Y es que de eso se trata, de entender que existen procesos para las cosas.

En un mundo marcado por los latidos de la industrialización y la extrema productividad, la aceleración del ritmo para “aprovechar” el tiempo nos ha vedado la posibilidad de detenernos y considerar los procesos como parte fundamental de cada acción. Por el contrario, siempre buscamos el atajo para saltar procedimientos.

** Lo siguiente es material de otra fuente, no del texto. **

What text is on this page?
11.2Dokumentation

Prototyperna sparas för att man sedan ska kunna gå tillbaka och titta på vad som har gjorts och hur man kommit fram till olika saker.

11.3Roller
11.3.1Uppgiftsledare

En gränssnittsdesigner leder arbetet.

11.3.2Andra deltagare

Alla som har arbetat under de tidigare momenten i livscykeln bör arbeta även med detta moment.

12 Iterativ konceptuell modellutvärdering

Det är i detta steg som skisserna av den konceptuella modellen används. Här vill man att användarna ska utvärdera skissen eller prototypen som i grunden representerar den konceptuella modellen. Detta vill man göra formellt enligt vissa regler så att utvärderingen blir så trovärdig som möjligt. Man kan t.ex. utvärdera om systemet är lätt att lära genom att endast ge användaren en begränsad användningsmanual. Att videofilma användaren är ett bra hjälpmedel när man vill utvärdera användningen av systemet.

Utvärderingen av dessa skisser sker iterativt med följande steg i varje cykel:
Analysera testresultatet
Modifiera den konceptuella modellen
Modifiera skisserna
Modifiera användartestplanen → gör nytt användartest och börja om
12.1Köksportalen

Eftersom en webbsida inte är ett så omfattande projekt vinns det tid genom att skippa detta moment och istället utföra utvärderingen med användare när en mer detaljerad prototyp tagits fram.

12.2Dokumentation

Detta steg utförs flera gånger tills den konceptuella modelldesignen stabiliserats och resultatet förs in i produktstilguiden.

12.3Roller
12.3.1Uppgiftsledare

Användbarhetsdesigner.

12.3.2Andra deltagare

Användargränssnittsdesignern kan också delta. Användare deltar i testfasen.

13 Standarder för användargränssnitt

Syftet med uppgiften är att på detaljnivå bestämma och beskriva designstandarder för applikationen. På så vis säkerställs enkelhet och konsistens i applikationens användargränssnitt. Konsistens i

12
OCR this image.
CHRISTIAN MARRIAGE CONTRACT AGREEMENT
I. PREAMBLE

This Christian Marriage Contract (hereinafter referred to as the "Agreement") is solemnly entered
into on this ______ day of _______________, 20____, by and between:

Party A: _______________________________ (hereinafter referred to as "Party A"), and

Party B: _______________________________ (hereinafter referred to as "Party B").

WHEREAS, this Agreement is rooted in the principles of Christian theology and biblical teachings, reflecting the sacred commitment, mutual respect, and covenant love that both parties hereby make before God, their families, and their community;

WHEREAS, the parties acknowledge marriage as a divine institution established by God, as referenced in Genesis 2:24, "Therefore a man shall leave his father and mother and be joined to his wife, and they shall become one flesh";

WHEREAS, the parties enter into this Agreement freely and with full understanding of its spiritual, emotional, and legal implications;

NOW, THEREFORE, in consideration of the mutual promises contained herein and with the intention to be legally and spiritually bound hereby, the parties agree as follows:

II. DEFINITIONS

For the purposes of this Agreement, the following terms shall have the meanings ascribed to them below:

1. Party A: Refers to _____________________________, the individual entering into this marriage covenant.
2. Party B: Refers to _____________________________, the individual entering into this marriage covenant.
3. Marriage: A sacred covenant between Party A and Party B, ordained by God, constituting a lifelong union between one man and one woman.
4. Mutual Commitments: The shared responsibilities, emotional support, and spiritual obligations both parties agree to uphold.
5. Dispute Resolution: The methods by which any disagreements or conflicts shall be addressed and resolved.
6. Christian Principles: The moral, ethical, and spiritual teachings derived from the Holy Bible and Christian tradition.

Con el vertiginoso desarrollo de la tecnología, los “millenials” nacimos en los albores de la filosofía de  “ahorrar” tiempo. La internet ha sido la madrina de dicho estilo de vida. En mi caso, prefiero hacer mis compras online para evitar tener que montarme en un subway e ir a una tienda o supermercado. Prefiero enviar e-mails o mensajes de texto antes que ponerme a escribir una postal de cumpleaños y llevarla al correo. Evito las llamadas telefónicas y pago todas mis cuentas por internet. Por lo general no compro piezas de ropa que requieran ser lavadas a mano y espero a que las películas salgan del cine para verlas en mi computadora. No me siento a leer el periódico porque opto leerlo en pequeños intervalos de tiempo durante el día. Es una vida on the go, porque “nunca hay tiempo”. Claro que no soy la única. La mayoría vivimos atrapados en ese ritmo atropellado.

Mi estadía en esta ciudad me ha permitido desacelerar el ritmo. No es que trabaje menos, sino que cada cosa tiene su tiempo. La rapidez no significa mayor productividad. La inmediatez tampoco implica mejor calidad de vida.

Así es París. Una ciudad moderna revestida con los modos del pasado.